Ayrıca ICJ, “erga omnes” niteliği taşıyan bu yükümlülüklerin yalnızca zarar gören devletlere değil, tüm uluslararası topluma karşı sorumluluk doğurduğunu ifade etmiştir. Devletlerin azami özen yükümlülüğü (due diligence) çerçevesinde, yargı yetkileri dâhilindeki faaliyetlerin çevreye ciddi zarar vermesini önleyici önlemleri almaları gerektiği belirtilmiştir. Bu görüşün, iklim davaları ve uluslararası çevre hukukunun gelişimi açısından referans teşkil etmesi beklenmektedir.
- AB İklim Risk Yönetimi Çerçevesi Geliştirme Süreci
Avrupa Komisyonu, 24 Temmuz 2025 tarihinde yayımladığı çağrıyla, iklim değişikliği kaynaklı risklere karşı dirençli bir sistem inşa edilmesini amaçlayan “iklim uyumu ve risk yönetimi çerçevesi” için istişare sürecini başlatmıştır. Bu girişim, 2021 tarihli AB İklim Uyum Stratejisi ve 2024 Avrupa İklim Risk Değerlendirmesi bulgularına dayanmaktadır. Amaç, sıcak hava dalgaları, kuraklık, sel gibi iklimle bağlantılı olaylara karşı dayanıklılığı artırmak ve risk yönetimi önündeki davranışsal, mali, kurumsal ve düzenleyici engelleri azaltmaktır. Sürecin, daha sonra etki değerlendirmesine temel teşkil edecek görüşleri toplamayı amaçladığı ve düzenlemenin 2026 sonunda kabul edilmesinin hedeflendiği belirtilmiştir.

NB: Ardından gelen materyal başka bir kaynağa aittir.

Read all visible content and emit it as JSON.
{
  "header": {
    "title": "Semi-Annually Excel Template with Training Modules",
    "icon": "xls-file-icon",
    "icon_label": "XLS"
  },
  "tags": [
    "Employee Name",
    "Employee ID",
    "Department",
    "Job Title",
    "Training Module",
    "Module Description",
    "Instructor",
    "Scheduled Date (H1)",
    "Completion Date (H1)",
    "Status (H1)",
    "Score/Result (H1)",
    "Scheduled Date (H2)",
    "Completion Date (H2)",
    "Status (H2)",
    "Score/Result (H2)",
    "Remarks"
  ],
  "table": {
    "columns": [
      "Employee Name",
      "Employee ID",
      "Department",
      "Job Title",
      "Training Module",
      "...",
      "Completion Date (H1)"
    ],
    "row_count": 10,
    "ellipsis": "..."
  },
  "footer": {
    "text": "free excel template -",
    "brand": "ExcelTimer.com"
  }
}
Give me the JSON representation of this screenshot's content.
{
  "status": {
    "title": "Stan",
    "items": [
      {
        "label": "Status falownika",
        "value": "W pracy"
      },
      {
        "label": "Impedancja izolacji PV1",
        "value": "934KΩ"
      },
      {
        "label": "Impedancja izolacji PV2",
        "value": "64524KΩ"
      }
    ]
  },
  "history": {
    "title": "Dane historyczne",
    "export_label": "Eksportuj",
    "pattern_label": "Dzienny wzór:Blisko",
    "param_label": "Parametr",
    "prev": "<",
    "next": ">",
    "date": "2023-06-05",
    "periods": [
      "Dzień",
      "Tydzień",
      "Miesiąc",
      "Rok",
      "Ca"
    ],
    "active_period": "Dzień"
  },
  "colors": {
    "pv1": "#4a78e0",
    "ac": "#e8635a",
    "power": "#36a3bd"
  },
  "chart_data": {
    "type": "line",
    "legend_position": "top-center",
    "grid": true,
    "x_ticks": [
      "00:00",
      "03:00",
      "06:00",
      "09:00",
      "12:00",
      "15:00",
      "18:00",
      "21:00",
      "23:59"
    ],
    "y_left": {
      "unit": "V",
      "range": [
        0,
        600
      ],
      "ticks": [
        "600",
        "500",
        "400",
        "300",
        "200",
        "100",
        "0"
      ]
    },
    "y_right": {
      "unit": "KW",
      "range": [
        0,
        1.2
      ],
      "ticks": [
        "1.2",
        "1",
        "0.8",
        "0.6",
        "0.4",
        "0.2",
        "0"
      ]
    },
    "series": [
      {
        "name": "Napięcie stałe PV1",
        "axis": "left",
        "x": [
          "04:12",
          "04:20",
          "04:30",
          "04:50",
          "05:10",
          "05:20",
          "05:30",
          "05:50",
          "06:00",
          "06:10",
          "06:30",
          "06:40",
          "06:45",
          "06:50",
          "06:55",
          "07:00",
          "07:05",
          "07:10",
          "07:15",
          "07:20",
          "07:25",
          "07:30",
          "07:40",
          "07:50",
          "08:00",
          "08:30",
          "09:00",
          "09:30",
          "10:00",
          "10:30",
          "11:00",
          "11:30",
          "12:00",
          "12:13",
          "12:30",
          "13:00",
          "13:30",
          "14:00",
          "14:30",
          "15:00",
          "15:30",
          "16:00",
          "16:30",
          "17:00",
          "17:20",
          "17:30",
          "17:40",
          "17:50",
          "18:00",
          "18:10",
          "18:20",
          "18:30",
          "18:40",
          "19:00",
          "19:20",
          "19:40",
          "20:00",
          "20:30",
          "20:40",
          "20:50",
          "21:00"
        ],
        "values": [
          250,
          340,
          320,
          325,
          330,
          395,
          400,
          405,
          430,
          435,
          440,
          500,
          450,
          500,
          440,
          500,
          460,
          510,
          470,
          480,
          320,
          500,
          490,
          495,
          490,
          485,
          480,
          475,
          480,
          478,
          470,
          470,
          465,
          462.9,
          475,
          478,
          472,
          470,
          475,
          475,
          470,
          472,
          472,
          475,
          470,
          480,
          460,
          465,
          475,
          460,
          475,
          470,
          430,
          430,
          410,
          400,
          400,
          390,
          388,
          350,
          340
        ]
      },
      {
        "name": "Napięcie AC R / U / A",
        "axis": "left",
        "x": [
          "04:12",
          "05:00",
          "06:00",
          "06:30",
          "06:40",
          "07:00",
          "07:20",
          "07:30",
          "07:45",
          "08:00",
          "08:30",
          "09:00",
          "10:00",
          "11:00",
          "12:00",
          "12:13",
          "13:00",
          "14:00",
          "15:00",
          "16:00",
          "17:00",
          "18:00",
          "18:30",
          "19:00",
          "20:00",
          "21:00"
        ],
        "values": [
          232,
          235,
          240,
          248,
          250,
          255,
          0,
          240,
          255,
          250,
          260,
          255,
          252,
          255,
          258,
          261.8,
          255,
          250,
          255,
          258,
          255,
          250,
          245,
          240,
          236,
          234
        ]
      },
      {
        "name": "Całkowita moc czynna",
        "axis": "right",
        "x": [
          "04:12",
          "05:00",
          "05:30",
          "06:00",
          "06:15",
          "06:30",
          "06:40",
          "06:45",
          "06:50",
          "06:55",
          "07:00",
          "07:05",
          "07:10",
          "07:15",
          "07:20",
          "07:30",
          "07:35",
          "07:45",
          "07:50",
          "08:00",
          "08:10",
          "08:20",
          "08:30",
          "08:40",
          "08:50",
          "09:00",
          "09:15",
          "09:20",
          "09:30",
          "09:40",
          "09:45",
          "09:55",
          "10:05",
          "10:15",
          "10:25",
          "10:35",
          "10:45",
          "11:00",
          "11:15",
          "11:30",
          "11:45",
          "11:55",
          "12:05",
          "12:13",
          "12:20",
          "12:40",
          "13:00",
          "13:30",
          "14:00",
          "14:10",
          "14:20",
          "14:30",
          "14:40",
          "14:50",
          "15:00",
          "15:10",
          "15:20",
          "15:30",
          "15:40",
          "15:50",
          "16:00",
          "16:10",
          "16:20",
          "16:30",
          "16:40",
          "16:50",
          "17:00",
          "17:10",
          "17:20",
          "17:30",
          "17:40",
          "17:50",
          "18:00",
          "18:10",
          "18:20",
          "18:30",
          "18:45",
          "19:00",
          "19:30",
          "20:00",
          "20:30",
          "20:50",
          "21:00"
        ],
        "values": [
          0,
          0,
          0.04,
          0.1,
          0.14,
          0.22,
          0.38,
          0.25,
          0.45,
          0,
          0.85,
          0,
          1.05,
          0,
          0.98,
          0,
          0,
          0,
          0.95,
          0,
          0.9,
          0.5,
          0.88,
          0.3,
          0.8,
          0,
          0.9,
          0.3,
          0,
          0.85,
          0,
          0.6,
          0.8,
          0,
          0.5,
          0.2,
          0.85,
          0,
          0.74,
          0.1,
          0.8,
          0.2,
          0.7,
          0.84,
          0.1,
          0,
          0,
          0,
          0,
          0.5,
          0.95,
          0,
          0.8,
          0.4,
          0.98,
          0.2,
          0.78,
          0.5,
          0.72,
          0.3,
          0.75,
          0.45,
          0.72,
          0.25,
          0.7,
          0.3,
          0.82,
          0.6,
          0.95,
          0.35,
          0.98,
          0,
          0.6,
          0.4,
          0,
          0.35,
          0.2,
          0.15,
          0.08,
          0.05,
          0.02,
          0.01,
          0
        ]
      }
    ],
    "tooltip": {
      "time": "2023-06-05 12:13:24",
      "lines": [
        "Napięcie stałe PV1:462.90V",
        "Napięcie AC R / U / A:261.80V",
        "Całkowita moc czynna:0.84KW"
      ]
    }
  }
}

Temmuz–Ağustos 2025 döneminde AB iklim ve sürdürülebilirlik politikasında açıklanan bu gelişmeler, yalnızca şirket raporlaması ve çevresel yönetim açısından değil, aynı zamanda uluslararası hukuk ve devlet sorumluluğu perspektifinden de dönüşümsel niteliktedir. Raporlama süreçlerinin sadeleştirilmesi, finansmana erişimin desteklenmesi ve iklim risklerine yönelik kurumsal dayanıklılığın güçlendirilmesi gibi hedefler doğrultusunda şekillenen bu düzenlemeler, Avrupa Yeşil Mutabakatı’nın uygulanmasında yeni bir aşamaya işaret etmektedir.